The University of Miami’s Heckerling Institute last week brought together the nation’s leading estate planners, including attorneys, trust officers, accountants, insurance advisors, and wealth management professionals. For the first time, these estate planning professionals delved into how estate and gift tax issues are the subjects of many IRS Whistleblower claims.
This program was organized by Marty Basson, who recently retired from the IRS Whistleblower Office and hung out his shingle (now providing a wealth of knowledge to the private bar), after a distinguished career as the IRS authority on estate and gift tax issues.

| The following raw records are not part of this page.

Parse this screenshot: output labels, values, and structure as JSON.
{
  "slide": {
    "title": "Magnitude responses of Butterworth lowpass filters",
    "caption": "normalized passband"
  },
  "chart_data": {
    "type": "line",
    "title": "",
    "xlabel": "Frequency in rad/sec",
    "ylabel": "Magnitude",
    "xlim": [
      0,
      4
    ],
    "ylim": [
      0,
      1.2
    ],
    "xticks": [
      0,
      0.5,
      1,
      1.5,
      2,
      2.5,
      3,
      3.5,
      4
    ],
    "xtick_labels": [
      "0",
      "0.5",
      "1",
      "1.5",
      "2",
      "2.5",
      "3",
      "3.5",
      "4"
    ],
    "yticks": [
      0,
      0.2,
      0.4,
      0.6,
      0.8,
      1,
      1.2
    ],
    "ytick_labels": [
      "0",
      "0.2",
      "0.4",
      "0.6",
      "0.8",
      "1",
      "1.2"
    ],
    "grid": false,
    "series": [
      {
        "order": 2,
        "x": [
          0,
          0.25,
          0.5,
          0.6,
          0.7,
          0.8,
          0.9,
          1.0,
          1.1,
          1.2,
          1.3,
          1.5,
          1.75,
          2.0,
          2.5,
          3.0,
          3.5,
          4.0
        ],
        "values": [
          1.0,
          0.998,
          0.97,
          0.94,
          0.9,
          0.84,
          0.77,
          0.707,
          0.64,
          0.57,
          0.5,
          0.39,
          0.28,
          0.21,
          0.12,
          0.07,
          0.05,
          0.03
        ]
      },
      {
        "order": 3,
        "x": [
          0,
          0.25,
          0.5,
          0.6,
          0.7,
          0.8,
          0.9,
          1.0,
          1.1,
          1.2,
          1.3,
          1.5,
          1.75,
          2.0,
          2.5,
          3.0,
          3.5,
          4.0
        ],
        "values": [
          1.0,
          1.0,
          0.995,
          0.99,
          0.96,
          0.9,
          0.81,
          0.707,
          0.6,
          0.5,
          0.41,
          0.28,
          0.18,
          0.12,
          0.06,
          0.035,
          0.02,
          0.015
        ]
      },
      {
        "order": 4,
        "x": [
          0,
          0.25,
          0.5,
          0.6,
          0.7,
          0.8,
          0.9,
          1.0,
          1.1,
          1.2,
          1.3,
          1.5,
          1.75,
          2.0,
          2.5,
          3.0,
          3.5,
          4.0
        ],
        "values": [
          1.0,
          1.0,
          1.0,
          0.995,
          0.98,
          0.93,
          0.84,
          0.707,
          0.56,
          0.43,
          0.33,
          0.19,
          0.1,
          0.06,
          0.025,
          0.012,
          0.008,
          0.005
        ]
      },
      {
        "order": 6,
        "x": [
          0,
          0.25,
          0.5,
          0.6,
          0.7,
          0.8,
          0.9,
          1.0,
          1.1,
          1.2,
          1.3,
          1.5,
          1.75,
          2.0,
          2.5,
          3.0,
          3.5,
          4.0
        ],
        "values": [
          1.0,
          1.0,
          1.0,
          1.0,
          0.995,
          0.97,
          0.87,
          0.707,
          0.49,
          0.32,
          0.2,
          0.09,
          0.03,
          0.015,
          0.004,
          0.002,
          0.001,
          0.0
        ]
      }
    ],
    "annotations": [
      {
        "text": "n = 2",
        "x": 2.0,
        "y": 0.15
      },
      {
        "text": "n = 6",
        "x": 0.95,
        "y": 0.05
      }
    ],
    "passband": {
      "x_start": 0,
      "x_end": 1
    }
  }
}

Marty has long served on the Heckerling Institute faculty at the University of Miami. Marty is also a charter member of the IRS Estate and Gift Tax National Advisory Panel, a select group of IRS attorneys who assist in forming nationwide policy decisions in the estate and gift tax area.
Marty asked me to join him and Dawn Applebaum of the IRS Whistleblower Office for a Heckerling panel discussion last week on the IRS Whistleblower Program in the estate and gift tax arena. While a few professionals in attendance had already filed IRS Whistleblower claims, the vast majority had not.
Heckerling provided a first class forum to address many of the “hot” issues in the tax whistleblower program. I was honored to join Marty and Dawn as the private whistleblower attorney who provided the perspective of whistleblowers in the IRS Whistleblower Program.
Once Congress created the new IRS Whistleblower Program in December 2006, the IRS Whistleblower Office was unsure whether it would receive many estate tax and gift tax claims. It received far more estate and gift tax claims than anticipated.
Consider a typical case of a divorced couple who both know that a parent has hidden accounts offshore. When that parent dies, the estranged spouse knows that the offshore accounts will not likely appear on the estate tax return. Such information about tax evasion is very useful to the Service, so that honest taxpayers do not bear more than our fair share of the burden.
Our Heckerling discussion covered many, many aspects of the IRS Whistleblower Program in a spirited discussion that ran out of time. Marty was suddenly free to express his own observations, not simply the official position of the IRS.
Among the topics were recent Tax Court opinions on protecting the confidentiality of whistleblowers and of taxpayer information in appeals, and the protections of taxpayer information in proposed new Tax Court Rule 345.
I was asked to discuss steps to protect whistleblowers from criminal and civil liability, which has been an important issue in past presentations after UBS whistleblower Bradley Birkenfeld found himself prosecuted for a federal offense. Marty also asked me to discuss the view of numerous tax whistleblowers as their claims progress through the process.
One intriguing issue we discussed is how the New York False Claims Act and its “tax” whistleblower provisions may put pressure on the IRS to resolve claims more efficiently. Otherwise, tax whistleblowers whose claims also involve New York state tax liability may turn to the New York Attorney General’s Office to take the lead, by also filing claims under the New York statute. (The claims must be filed in a particular order to receive the benefit of both laws.)
The Heckerling Institute was an outstanding forum to address the IRS Whistleblower program and estate and gift tax claims.